Novell Quotes AT&T on Derivative Works
grendelkhan writes "Novell has released their latest correspondance with the litigous bastards ordering them to stop the lawsuit by noon tomorrow, and clarify what the SVRX licensing agreements with AT&T meant regarding derivative works. The letter quotes AT&T from the April '85 issue of $echo as stating that they 'claim no ownership interest in any portion of such a modification or derivative work.' So much for the ladder rung analogy."
And reader highwaytohell links to today's CRN article in which Eben Moglen suggests that the SCO/Linux lawsuit cannot move ahead "until SCO resolves its dispute with Novell. And regardless of which company prevails in court, he said, customers won't have to pay any company for a license fee since both claimants--SCO and Novell--have distributed the Linux code under the GPL. Once again, SCO have no comment."
I know that everyone and their dog here at Slashdot hates SCO, but is it really necesscary to call them names? It just makes us look like Mad Zealots. Youd think after the what the BBC published you would try and take this case more calmly?
found here
"Novell has released their latest correspondance with the litigous bastards..."
And some of you accused the BBC of making an unfounded claim when they said this:
"If anyone's anger has no measure, it is the wrath of internet zealots who believe that code should be free to all (open source). So, it seems likely that the perpetrators of the MyDoom virus and its variants are internet vandals with a specific grudge."

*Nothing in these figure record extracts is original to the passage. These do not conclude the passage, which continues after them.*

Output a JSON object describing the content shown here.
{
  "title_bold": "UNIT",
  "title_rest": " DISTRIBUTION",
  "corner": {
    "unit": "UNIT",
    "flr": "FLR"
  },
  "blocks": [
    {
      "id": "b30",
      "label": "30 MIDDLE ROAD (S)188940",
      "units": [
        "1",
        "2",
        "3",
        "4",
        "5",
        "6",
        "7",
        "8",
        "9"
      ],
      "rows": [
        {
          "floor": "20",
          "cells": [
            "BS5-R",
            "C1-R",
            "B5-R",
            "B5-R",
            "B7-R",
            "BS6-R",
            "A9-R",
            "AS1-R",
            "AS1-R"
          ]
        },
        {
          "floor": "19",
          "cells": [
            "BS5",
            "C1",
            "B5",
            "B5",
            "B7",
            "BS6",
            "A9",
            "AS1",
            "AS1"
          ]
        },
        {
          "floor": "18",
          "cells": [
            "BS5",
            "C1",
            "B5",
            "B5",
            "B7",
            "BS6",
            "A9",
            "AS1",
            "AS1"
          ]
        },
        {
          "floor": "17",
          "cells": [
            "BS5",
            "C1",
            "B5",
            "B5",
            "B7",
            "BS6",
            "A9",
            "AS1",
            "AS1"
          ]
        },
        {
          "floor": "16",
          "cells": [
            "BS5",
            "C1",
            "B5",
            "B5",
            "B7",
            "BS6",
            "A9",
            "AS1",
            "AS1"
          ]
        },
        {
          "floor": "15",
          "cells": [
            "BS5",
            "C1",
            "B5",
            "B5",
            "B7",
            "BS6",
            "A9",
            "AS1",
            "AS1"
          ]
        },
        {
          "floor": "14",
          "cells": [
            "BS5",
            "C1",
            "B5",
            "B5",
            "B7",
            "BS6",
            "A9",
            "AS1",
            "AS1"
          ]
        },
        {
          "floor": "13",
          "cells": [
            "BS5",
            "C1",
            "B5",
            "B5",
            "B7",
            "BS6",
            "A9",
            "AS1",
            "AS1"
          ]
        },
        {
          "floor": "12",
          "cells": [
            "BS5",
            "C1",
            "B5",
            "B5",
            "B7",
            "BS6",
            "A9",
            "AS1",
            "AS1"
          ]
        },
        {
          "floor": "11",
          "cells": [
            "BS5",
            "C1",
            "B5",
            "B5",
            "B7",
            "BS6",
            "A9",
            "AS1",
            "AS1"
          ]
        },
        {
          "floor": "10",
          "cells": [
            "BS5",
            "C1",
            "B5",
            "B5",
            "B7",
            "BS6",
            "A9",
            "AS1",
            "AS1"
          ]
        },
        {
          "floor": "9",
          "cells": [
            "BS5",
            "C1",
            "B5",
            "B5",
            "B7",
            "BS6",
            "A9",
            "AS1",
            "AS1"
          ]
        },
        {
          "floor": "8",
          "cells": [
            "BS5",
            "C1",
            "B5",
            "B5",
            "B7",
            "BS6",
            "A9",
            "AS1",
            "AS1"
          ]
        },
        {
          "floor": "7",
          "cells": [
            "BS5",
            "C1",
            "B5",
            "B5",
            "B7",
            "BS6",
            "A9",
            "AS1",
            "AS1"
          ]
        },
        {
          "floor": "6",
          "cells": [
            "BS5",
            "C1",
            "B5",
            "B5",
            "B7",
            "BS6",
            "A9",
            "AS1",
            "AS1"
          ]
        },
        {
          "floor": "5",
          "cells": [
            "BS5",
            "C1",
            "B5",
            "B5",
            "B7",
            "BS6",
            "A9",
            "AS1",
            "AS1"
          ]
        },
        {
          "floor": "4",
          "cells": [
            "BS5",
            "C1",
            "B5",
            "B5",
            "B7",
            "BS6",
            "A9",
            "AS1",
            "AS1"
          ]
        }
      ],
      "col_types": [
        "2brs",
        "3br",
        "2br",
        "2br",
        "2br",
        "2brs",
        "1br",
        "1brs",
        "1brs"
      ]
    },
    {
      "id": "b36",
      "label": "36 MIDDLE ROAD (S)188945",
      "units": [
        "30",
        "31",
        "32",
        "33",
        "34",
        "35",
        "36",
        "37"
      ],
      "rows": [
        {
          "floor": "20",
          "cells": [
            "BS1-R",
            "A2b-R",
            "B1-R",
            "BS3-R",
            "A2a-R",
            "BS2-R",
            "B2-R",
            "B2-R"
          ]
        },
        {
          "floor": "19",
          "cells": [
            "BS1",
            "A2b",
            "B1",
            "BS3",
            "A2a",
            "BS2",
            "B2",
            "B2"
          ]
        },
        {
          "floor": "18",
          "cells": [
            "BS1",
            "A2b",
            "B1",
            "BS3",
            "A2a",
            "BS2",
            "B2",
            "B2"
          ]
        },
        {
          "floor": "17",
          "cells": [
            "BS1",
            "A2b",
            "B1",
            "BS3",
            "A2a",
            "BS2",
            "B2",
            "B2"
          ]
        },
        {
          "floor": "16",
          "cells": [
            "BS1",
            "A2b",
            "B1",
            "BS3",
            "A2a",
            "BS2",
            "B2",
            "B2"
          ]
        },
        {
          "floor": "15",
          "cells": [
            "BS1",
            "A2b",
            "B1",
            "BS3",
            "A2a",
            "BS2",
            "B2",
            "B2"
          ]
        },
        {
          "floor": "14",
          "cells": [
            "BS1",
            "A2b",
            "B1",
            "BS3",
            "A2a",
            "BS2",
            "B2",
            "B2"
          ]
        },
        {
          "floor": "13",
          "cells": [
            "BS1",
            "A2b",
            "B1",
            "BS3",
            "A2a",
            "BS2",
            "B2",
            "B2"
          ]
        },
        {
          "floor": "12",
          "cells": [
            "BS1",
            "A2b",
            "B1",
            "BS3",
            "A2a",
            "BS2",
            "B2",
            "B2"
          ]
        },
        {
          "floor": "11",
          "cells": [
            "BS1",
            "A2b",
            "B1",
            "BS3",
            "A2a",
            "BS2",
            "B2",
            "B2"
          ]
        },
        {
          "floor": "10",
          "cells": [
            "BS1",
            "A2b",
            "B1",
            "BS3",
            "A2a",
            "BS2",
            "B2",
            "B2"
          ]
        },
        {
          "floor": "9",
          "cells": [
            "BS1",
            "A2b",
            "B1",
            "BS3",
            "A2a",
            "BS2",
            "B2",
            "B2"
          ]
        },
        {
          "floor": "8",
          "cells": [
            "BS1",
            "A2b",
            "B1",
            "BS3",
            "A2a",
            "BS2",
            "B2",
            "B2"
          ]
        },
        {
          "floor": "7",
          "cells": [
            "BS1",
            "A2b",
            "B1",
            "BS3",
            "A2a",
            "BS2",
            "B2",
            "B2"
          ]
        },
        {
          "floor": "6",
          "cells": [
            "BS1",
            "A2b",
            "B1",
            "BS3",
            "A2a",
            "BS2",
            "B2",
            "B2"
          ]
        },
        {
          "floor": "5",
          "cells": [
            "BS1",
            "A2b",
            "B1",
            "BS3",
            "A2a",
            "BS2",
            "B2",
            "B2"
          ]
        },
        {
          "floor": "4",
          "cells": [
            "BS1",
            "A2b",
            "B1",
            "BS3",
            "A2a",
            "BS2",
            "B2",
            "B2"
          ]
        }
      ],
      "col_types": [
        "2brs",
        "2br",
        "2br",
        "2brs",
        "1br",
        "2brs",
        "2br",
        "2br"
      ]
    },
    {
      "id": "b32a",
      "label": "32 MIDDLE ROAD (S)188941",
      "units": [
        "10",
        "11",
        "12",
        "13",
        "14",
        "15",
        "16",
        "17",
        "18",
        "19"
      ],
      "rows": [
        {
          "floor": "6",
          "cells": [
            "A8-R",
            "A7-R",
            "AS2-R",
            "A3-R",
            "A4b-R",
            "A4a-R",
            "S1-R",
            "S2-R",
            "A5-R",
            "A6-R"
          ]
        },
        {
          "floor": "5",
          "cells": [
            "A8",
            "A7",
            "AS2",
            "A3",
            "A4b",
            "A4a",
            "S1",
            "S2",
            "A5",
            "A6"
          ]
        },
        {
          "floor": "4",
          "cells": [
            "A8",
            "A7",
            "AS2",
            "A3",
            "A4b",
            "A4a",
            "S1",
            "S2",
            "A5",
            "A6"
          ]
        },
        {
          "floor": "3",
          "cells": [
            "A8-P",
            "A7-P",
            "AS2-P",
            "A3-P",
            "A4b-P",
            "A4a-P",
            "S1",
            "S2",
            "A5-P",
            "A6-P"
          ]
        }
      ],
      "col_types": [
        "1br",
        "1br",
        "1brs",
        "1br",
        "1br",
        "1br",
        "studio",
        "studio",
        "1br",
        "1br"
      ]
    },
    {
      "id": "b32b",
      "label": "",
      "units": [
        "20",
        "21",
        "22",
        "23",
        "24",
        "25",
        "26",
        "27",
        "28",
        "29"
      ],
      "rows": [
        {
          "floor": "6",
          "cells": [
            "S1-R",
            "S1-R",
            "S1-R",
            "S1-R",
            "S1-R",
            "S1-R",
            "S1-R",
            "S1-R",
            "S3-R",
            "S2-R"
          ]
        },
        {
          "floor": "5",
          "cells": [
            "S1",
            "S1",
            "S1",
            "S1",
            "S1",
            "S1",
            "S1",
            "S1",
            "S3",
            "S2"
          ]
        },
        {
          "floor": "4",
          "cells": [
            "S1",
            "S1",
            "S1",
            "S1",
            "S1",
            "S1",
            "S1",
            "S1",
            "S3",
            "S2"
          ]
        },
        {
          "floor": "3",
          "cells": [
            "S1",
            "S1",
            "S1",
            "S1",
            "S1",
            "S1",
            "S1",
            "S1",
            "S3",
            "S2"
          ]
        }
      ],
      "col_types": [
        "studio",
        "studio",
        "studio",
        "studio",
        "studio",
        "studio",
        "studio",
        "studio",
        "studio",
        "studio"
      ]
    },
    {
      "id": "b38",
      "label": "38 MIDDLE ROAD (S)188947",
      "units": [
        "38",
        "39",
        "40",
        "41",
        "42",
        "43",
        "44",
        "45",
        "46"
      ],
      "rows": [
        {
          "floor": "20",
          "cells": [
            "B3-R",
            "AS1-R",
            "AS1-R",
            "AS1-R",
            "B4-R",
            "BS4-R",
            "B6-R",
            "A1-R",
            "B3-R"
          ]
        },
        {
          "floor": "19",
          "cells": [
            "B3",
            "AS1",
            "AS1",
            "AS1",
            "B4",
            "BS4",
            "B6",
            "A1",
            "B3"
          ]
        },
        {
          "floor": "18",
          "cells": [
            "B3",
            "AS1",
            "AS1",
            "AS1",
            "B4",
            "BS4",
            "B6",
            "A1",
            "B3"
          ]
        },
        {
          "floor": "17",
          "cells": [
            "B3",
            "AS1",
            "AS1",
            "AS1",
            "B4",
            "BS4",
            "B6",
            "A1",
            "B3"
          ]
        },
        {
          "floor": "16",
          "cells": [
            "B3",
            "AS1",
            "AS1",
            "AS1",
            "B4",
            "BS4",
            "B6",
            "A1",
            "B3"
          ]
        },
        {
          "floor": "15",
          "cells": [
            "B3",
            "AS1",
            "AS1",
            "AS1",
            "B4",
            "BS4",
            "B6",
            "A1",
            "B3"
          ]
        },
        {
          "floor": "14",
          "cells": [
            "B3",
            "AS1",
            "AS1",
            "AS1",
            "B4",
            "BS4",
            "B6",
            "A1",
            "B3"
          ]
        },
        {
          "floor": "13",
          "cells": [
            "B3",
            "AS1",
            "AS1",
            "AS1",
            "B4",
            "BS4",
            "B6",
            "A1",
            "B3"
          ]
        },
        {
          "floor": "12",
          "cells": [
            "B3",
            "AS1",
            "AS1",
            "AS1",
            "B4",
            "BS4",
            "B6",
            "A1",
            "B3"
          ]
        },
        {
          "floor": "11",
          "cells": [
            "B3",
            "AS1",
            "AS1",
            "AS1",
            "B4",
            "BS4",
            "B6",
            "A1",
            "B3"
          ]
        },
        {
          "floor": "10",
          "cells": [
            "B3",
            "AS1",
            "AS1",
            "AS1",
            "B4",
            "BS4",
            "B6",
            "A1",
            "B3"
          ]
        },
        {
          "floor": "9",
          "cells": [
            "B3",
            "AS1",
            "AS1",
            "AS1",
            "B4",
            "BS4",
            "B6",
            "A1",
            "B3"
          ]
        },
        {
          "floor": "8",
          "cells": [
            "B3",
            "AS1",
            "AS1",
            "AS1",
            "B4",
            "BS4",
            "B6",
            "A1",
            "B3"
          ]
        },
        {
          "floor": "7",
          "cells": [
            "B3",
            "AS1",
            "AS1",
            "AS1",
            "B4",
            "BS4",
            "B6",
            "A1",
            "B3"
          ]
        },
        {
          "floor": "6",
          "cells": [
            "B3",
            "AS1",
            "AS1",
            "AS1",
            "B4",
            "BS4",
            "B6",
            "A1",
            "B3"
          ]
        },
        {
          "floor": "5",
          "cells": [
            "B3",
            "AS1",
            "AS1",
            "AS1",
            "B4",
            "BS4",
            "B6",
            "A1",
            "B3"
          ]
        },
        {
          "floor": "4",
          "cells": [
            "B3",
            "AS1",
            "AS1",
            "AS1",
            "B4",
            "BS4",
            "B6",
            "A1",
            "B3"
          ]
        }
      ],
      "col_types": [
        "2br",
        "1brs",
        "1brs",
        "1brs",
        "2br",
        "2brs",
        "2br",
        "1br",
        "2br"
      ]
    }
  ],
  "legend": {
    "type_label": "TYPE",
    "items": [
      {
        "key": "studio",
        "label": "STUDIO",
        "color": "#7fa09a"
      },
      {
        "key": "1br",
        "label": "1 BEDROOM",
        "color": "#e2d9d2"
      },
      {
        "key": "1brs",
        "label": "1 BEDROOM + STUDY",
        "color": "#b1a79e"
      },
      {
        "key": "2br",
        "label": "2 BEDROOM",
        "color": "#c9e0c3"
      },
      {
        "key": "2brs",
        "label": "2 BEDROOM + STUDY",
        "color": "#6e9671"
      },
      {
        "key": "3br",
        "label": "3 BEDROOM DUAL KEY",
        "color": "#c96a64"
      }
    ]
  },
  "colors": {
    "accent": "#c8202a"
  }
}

If you guys don't like having the finger pointed at you, then don't say things like that to attract attention to yourselves.
"Derp de derp."
the only copyrights SCO claims are to sysV unix (and some older unices that don't matter). They also have contractual rights to *derivative works* made from sysV. IBM's AIX is such a derivative work, and IBM cannot release it without SCO approval - for sure they can't turn AIX into GPL code.
BUT, IBM has independently produced a lot of software that is part of AIX but is not sysV code. This material from NOVELL makes it even clearer (if anything can be clearer than perfectly transparent) that IBM owns this independently developed code and can do whatever it wants with it -- notably, they can contribute it to linux under the GPL. SCO is toast.
Your statement "First and foremost, IBM is a hardware and services company; they don't *really* care about software beyond the fact that it helps them shift hardware and services. If they can get revenue from the software, great, but it's a drop in the ocean as far as their turnover is concerned" is somewhat off the mark. You might wish to check the IBM quarterly report about their revenue distribution, and a few web pages about their future "direction". A Tewaran of Tewar
As your sometime competitor I can guarantee to the other /.-izens that IBM wants to make money on software. If this were not the case the IBM sales folks would walk into competative sales situations against our sales guys and tell the prospective customers "This stuff is good and it is free to boot. Welcome aboard." At that point our sales guys would shit their pants and walk out defeated.
Unless the software is crap, free beats not most of the time.
Since this is not what happens, it is obvious that IBM charges for their software just like we do. IBM wins some sales, we win a few more (its the only thing we do, and not IBM's sole focus) and the world goes 'round.
Sigh. Am I the only person who thinks that Googlebombing is childish? It's basically the same technique spammers use to pervert their popularity on the search engine. Worse, it prevents surfers from getting undisturpted, unbaised information about a topic. For instance, how can Bush be both a miserable failure and a great president! These PageRanks make no logical sence when taken together, but googlebombing disrupted the normal weights for Bush on these topics. I don't care what the intentions are, purposely trying to change Google's PageRank is wrong.
It is impossible to enjoy idling thoroughly unless one has plenty of work to do.
- Jerome Klapka Jerome
You are calling for the law of the jungle, everybody able to be judge, jury, executor and even accusing part.
I don't want part of such world, even evil people have a right to be protected and respected. Those gurantees for the worst in our societies will ensure that we live with freedom and without fear of unfair prosecutions and retribution.
IANAL but write like a drunk one.
Man that transcript is funny. The SCO lawyers behave like kids caught not paying attention in class - the judge says his bit, the IBM lawyer gives his part of the case, then the SCO lawyer suddenly notices everyone is looking at him and it's his turn, panics, leaps up and says "Show us the AIX code", sits down and drifts off again.